The Cable Communications Policy Act (“CCPA”) governs the “protection of subscriber privacy” by “cable operators” and allows a court to award liquidated damages starting at $1,000 per violation to any “aggrieved” person. The most common grievances? Retaining personal information after a subscriber ends service and failure to send annual privacy notices prescribed by law.

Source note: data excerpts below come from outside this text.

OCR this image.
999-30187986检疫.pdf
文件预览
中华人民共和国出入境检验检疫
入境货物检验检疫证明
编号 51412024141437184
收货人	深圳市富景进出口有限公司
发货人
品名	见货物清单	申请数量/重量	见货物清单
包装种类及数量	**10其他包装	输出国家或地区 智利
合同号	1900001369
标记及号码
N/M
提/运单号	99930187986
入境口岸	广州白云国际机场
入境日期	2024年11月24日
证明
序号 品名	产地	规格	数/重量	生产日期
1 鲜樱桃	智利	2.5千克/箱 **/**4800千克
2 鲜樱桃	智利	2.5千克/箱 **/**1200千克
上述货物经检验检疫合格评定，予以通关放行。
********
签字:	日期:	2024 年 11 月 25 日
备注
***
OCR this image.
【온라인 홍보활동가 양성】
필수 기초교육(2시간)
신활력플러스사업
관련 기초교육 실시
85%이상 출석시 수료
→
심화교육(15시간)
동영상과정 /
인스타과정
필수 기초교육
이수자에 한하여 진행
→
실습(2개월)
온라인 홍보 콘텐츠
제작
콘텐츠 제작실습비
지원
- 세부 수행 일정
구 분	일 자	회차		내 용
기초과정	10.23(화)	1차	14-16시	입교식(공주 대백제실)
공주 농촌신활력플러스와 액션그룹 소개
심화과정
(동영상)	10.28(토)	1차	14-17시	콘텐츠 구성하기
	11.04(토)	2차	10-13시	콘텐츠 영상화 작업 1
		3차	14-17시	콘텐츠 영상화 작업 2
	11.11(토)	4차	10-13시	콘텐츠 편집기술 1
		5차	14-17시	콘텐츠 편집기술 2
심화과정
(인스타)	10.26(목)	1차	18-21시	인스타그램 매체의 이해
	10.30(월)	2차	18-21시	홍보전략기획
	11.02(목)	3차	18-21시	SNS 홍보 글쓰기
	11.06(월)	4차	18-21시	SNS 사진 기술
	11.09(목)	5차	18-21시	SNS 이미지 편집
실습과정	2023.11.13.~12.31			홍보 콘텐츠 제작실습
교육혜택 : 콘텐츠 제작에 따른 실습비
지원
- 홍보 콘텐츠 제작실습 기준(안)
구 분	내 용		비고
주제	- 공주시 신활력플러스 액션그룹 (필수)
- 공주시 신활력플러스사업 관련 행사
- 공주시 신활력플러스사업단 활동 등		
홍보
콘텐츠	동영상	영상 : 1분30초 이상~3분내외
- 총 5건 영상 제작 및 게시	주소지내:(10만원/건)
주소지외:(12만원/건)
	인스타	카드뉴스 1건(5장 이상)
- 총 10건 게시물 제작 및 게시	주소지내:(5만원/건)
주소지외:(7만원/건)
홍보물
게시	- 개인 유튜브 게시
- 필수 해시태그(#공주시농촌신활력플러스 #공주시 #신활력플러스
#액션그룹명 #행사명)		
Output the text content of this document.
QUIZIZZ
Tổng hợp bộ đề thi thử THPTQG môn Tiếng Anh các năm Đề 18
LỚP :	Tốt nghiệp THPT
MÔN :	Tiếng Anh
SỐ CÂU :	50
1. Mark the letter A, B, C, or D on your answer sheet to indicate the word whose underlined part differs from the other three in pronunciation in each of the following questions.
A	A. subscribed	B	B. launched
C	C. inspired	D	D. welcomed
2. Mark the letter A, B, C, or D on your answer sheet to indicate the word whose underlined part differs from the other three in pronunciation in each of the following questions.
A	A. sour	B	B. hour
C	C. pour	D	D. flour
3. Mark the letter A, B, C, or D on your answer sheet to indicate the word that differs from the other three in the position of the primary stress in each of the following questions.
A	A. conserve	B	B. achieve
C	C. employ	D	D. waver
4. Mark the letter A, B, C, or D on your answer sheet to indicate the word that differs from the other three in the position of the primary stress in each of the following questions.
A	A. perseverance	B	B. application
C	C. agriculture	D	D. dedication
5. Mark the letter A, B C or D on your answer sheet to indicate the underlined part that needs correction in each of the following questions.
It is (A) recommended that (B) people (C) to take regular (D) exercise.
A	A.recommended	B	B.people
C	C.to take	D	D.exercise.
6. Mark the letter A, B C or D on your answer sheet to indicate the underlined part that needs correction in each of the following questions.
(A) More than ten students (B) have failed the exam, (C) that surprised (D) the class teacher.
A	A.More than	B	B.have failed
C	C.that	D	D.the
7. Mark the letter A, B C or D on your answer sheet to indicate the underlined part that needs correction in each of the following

Even before Spokeo, some of these claims failed on standing grounds. For example, in a 2013 California decision involving Time Warner Cable, the complaint was dismissed because the alleged injury was found not to be “particularized or imminent.” That’s the counterpart to the “concrete” injury factor analyzed in Spokeo. But lawsuits are still being filed elsewhere.
Where’s the Harm?
Most recently, a national cable provider is facing a putative class action in a St. Louis federal court, and technical violations of the CCPA are at the heart of the complaint. The violation? Failing to send a written privacy notice. Notably, the three named plaintiffs concede in their complaint that the provider has posted what they call a “rogue” privacy policy online, an admission that would appear to reduce their beef to the type of “bare procedural violation, divorced from any concrete harm” the Supreme Court said would be insufficient to confer standing. In this case, Spokeo would appear to cast a shadow as long as the Gateway Arch.
Meanwhile, Spokeo could make it even tougher for plaintiffs to press “no harm” privacy claims in data breach cases. We’ve written before about whether mere interception of a credit card number is sufficient to provide standing to sue a negligent retailer. As for other types of breaches, at least one federal district court has dismissed claims on standing grounds, citing Spokeo.
Perhaps the best result may be (paraphrasing Commissioner Pai) to restore the TCPA, CCPA and other federal privacy statutes to their roles as consumer protection statutes, not trial-lawyer protection statutes.